Okay, so, sure it was BigBrother’s first year of preschool. But if you really think about it, this was also my first year of preschool. I never went to preschool! (What? It was the 80’s and we lived in the country. No one went to preschool.) More over, I have learned so much as a mother in the past nine months thanks to his attendance at his preschool.
Sure, sure. He learned things. Lots of things! And, maybe more important to me this year than anything else, he really came out of his shell. He made friends. He also now says “hello” to people when we are out and about. (At this time last year and possibly even up until February of this year, he would hide behind me, ignore them or make his defensive growling sound.) He’s become a social being in the past year and is now able to follow the instructions of someone other than myself or FireDad. All of that’s totally awesome. I have no doubt that we made the right decision to send him a year early.
And he’s grown since that first day!
But me? What have I learned?
1) I’m never going to be that Perfect Mom. I’m not crafty. The other moms give better Halloween (and Valentine’s Day and Christmas and and and) treat bags. I am thankful that I am an involved, caring mother but I am never going to be perfect. Nope. Not going to happen.
2) Book orders are the best thing on the planet. End of discussion.
3) My child is a different child for other people. A well-behaved, well-mannered child at that. I know this should make me feel good; my parenting lessons are sinking into his three and a half year old brain. But, really, would it be so hard for him to use his ears at home? Is that too much to ask? Yes. Shucks.
4) Letting go is difficult. He had an issue with a bully-type child at school. Every time BigBrother told me that he got pushed or hit or punched, I wanted to call the teachers and ask for something to be done. I knew, however, that they were working with the other child and, as such, I just had to tell my (precious) boy that we don’t push or hit back; tell a teacher immediately.
5) The moment we let go and allow our children to mix with other children, they’re going to bring home words that we don’t use. Some of it was adorable. That one time when he told me that it was time to “rock and roll?” I laughed until I cried. Some other words made my head spin a little bit and I had to explain that some words are ugly and can hurt other people’s feelings. In fact, we talked a lot about feelings this year. I figure we’ll be doing that for quite some time.

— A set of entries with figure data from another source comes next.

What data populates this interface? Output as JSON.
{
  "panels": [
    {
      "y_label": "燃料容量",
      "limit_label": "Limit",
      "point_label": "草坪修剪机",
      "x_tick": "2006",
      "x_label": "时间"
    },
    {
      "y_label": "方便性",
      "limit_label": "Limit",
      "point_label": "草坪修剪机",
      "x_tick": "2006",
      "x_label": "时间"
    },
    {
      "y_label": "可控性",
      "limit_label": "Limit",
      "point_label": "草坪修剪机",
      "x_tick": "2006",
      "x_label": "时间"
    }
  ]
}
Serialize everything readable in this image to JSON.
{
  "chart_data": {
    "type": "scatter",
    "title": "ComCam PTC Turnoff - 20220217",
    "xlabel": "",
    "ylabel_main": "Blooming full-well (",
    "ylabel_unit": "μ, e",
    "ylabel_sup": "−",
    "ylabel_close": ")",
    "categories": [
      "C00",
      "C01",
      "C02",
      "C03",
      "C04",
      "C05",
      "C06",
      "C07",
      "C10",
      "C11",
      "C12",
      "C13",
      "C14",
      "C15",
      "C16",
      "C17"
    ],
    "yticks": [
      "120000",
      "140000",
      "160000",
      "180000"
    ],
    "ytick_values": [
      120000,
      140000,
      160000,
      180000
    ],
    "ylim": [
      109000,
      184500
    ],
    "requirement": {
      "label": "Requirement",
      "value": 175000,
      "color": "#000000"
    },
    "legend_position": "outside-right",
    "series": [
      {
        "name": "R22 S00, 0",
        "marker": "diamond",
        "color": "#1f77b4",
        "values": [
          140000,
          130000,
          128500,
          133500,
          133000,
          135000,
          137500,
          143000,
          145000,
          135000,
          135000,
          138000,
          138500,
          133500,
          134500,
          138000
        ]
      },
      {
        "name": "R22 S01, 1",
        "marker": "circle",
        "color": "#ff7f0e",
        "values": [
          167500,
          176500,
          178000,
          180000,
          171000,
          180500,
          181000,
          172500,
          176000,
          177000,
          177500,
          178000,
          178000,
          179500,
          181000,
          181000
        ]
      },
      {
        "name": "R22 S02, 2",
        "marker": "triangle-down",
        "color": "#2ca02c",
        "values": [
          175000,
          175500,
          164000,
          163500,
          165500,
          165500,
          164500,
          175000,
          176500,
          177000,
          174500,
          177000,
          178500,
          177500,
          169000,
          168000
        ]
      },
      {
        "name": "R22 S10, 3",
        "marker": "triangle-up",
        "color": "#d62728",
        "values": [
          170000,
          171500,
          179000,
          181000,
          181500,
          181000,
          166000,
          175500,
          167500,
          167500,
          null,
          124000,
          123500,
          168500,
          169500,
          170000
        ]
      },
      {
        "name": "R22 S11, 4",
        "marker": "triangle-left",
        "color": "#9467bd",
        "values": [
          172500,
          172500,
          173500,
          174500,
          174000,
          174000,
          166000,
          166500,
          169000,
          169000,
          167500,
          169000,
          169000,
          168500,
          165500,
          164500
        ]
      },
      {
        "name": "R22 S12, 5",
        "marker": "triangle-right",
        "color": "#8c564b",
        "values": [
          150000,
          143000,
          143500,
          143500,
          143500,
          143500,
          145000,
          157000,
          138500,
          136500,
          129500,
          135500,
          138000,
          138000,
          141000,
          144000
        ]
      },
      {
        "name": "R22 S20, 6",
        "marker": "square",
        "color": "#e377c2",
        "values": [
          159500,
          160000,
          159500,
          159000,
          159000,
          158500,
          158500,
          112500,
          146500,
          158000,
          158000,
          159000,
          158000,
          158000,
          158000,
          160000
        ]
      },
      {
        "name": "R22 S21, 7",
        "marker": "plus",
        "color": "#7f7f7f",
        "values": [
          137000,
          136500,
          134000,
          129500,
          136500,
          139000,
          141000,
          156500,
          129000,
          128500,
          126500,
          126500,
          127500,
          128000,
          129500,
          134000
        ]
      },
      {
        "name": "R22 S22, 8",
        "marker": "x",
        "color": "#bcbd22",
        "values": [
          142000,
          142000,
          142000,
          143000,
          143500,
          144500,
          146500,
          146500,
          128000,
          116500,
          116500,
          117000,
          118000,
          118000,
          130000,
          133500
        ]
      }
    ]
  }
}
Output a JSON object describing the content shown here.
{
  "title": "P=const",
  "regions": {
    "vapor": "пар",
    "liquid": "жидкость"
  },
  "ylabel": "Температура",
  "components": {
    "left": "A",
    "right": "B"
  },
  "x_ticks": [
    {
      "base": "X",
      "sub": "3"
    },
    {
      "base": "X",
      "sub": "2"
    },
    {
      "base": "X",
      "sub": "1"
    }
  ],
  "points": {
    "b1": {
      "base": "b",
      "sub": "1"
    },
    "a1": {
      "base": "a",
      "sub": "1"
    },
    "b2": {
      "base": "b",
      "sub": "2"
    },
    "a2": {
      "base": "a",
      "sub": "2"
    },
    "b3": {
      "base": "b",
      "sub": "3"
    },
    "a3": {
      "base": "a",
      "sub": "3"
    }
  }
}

6) He still needs me. Despite the physical, emotional and independent growth he has experienced this year, the truth remains: he still needs me. He does! I had feared, when he started school, that I was somewhat replaceable, that these teachers would soon replace me as my son’s favorite person to turn to when the going got tough. That’s not the case. In the middle of the night, he calls for me. He still asks me to read him books despite the fact that his teachers read to him as well. He still wants me to play with him, to engage in imagination games and to put together puzzles or play games. I’m still needed. I’m still wanted. And I think that’s an important thing to remember.
I dropped him off awhile ago, snapping pictures: first of him, then of both he and his girlfriend. He was animated but still generally sad that school is “over.” He has also informed me that he is going to college next year where he will have a Buzz Lightyear bed. Also, Yia Yia (Greek for grandmother, meaning my Mom) is going to go to college with him. Why not me? Because I have to take care of LittleBrother, of course. Logic from a three year old. Who knew?
I’ll pick him up in two hours. He’ll tell me all about his day. FireDad and I will make a big deal out of the last day of school, just as we did the first day of school. We’ll have a present ready for him. We’ll make a special meal. We’ll probably run around in the yard afterward (as the thundershowers have been magically postponed). And then, tonight, I’ll put him to bed. He’s not the same little boy I put to bed nine months ago. He’s older. Wiser. And a heck of a lot funnier. But he’s still my little boy. The little boy who still loves school as much as he did on Orientation Day.
Now onto summer… what will we learn together this summer?